A verdade da escritura
Esse "tom" do escritor - que se entrelaça com sua experiência de vida -, já que não se trata de um "bem escrever", se revela nessa intensidade de que fala Cioran, uma força da escritura nutrida por uma radical incompatibilidade com o mundo. É dessa inadequação ao cosmo que o escritor retira um impulso ao gesto da escrita. "Há coisa mais vil do que dizer sim ao mundo?" (BD, p. 67) É dessa fissura entre o corpo e as coisas que a matéria textual se alimenta, e a "literatura", no sentido de estilos, gêneros ou temas que vendam mais livros, pode consistir num modo de mascarar essa fissura.

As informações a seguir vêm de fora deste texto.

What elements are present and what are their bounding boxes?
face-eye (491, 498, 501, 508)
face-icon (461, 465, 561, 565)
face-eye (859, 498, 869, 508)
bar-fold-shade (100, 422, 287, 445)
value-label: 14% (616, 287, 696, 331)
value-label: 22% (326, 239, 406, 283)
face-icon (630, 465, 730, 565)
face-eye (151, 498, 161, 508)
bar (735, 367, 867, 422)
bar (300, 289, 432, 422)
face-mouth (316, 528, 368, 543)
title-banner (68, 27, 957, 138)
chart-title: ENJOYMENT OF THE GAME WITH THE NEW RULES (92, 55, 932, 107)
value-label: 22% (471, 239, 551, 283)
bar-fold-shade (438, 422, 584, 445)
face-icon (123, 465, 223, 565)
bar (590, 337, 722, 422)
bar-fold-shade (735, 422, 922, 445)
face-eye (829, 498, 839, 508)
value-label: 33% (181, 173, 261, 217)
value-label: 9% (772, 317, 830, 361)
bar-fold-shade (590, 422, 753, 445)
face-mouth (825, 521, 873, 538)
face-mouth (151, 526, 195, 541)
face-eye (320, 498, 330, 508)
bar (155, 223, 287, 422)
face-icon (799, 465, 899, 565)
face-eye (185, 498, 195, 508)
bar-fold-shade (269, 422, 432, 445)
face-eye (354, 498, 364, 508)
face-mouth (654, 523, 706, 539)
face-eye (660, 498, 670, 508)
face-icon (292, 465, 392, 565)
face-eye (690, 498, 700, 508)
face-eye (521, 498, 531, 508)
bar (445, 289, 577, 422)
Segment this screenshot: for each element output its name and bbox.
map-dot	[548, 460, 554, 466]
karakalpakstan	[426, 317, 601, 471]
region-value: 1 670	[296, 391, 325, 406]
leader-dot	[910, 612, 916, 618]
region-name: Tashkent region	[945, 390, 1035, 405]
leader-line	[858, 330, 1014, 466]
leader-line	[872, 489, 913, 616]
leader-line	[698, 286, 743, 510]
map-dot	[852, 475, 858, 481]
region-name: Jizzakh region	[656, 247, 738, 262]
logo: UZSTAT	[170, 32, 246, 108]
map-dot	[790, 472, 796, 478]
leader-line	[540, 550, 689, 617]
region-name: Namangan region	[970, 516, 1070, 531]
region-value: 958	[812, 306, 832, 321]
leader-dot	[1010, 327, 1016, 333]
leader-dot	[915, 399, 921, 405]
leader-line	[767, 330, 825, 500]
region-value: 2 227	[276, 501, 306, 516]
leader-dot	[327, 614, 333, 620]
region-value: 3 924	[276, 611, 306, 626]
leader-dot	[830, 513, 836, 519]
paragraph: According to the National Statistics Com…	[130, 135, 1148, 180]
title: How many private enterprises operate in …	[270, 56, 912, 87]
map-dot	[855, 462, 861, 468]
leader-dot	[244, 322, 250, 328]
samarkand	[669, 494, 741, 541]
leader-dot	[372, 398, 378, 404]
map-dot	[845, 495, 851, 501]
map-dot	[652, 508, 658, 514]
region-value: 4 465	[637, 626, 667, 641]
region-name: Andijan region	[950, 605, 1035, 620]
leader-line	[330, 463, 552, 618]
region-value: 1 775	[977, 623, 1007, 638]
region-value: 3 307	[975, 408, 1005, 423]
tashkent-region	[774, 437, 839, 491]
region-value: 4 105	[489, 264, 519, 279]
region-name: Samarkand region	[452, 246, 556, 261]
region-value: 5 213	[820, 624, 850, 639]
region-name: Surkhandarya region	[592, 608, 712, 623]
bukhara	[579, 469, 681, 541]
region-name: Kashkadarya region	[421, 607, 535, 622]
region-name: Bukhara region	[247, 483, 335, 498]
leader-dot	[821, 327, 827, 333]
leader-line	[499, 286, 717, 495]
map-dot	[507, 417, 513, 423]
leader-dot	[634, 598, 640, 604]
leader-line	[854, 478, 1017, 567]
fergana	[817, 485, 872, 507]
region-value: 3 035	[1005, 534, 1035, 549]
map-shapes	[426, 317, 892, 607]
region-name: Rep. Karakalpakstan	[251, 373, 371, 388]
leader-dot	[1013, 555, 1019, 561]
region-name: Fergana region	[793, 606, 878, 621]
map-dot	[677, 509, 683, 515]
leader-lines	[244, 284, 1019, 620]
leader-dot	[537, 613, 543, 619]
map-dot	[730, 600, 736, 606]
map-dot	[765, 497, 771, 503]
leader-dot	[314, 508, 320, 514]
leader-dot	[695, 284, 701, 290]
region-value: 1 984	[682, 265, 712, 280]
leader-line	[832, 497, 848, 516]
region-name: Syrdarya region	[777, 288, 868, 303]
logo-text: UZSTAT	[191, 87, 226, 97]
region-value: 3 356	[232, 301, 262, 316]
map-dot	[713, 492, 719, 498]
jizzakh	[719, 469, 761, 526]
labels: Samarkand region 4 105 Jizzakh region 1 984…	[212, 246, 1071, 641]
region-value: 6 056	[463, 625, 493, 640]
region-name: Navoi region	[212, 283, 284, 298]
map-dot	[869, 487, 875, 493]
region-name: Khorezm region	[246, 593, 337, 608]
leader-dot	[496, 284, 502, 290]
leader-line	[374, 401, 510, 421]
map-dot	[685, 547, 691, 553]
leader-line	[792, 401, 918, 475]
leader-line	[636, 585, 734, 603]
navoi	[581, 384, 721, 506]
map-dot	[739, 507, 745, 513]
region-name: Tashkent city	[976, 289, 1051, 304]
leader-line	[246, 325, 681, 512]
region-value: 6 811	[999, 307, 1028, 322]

Da mesma forma, a busca pela "originalidade" ou pela "invenção", ingenuidade das "vanguardas". "Penetrando no inferno literário, você conhecerá os artifícios e o veneno" (TE, p. 105). Uma escritura, portanto, que busca sua própria raiz (é radical) para melhor expor sua impossibilidade de se situar em algum ponto confortável do mundo prescinde da "literatura", mas também das formas acadêmicas de expressão, como os textos filosóficos. "A filosofia é a arte de dissimular os tormentos e os suplícios próprios" (CD, p. 52). Se o escritor quer se investigar a ponto de enxergar em seus gestos a própria materialidade ferina da sociedade humana, não pode fugir de si. Nesse sentido, a escritura não tem a ver com a "beleza", com a "literalidade", mas sim com um choque. "Não acredito na literatura, só creio nos livros que expressam o estado de ânimo de quem escreve, a necessidade profunda de libertar-se de algo" (C, p. 104). Escrita pegada ao corpo (não há outra possível), empenhada em não mascarar essa corporalidade, mas acusar nela sua força de negação. Assim, há mais verdade da literatura que na Filosofia. "Muito melhor que na escola dos filósofos, é na dos poetas que se aprende a coragem da inteligência e a audácia de ser nós mesmos" (BD, p. 105). Audácia que, na maioria das vezes, os escritores não têm, preocupados que estão com o "sistema literário", tanto em seu aspecto "estético" como em seus jogos de poder.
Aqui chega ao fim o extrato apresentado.